By Krishna N Das and Jatindra Dash
NEW DELHI/BHUBANESWAR (Reuters) - Two Coal India units that together account for a third of its production expect double-digit growth in output next fiscal year as they use more sophisticated machinery and expand mines, officials at the units said on Tuesday.
The expected production jump will help India keep a lid on imports of coal, which have surged in recent years due to regulatory, environmental and land acquisition delays in starting new mines at home.
Mahanadi Coalfields, a Coal India unit with operations in the eastern state of Odisha, expects output to rise to 135 million tonnes next fiscal year from about 114 million this year, Director Of Operations A.K. Tiwari told Reuters.
"We expect 2014/15 to be better as we're likely to get environmental clearances to expand some mines," he said, adding that output this fiscal year would be below its target of 120 million due to employee strikes and flooding in some mines.

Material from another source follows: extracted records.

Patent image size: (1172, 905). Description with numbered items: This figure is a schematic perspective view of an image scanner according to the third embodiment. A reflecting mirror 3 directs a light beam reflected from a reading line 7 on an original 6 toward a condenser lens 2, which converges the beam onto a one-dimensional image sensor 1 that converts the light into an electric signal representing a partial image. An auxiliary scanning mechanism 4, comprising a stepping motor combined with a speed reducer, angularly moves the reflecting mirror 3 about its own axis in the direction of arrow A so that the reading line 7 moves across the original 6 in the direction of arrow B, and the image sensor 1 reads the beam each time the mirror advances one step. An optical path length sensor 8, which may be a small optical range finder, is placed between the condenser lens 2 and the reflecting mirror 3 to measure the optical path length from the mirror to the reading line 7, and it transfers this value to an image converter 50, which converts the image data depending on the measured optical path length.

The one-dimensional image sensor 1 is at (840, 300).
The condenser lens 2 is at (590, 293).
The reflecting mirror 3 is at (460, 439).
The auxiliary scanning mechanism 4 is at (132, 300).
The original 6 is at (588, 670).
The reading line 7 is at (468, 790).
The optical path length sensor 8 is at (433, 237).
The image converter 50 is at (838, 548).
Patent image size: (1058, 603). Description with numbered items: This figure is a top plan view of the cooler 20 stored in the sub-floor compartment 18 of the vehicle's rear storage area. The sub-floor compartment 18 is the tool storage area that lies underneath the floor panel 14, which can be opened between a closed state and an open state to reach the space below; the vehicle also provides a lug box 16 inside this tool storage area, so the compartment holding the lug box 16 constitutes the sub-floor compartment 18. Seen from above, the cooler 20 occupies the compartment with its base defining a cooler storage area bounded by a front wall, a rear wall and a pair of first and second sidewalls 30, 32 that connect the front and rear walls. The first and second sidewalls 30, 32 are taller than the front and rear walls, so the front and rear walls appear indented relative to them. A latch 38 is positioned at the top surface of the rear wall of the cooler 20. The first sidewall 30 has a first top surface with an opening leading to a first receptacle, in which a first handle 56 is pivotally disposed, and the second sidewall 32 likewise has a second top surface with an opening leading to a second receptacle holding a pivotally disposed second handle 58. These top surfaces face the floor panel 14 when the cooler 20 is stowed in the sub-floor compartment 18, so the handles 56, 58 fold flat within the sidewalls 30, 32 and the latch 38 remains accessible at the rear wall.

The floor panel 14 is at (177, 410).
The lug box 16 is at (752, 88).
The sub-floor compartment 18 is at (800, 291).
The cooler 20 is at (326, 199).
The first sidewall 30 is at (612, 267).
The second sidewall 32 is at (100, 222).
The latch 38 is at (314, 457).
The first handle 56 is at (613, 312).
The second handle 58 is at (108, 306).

Western Coalfields, another unit that focuses on the western state of Maharashtra and the central state of Madhya Pradesh, expects production to rise 10 percent to 44 million tonnes in 2014/15, Chairman Dinesh Chandra Garg said by phone.
The unit's first potential output increase in five years will come largely from increasing the use of loaders and dumpers in underground mines, application of more conveyor belts and replacing hand-held drill machines by universal drill machines.
Garg said he could not predict which mines would help raise Western Coalfields' production in 2014/15. It runs 82 mines, which accounted for about 9 percent of state-run Coal India's output of 366.6 million tonnes in the April-January period.
Coal India, which accounts for about 80 percent of the country's output, has been unable to meet growing demand, which has made India the world's third-largest importer of coal even though it sits on what British energy group BP Plc ranks as the fifth-largest reserve.
As a result, coal imports rose 21 percent to 152 million tonnes in 2013, with power producers buying the most, data from research firm OreTeam showed. Shipments could reach 170 million tonnes in 2014, it added.
Coal India's production for the year ending March 31 will probably be 475 million tonnes, about 7 million short of its target, as production was hit by employee strikes and a cyclone that flooded mines, a company official said.
Its target for the next fiscal year is likely to be finalised by next week, the official said, requesting anonymity.
India's coal production is targeted to rise 8 percent to 604 million tonnes in 2013/14 and reach 795 million by 2016/17, Coal Minister Sriprakash Jaiswal said earlier this month. Actual output has frequently fallen short of the government targets.
The shortfall in India has helped top suppliers such as Indonesia, Australia, South Africa and the United States raise their exports over the years.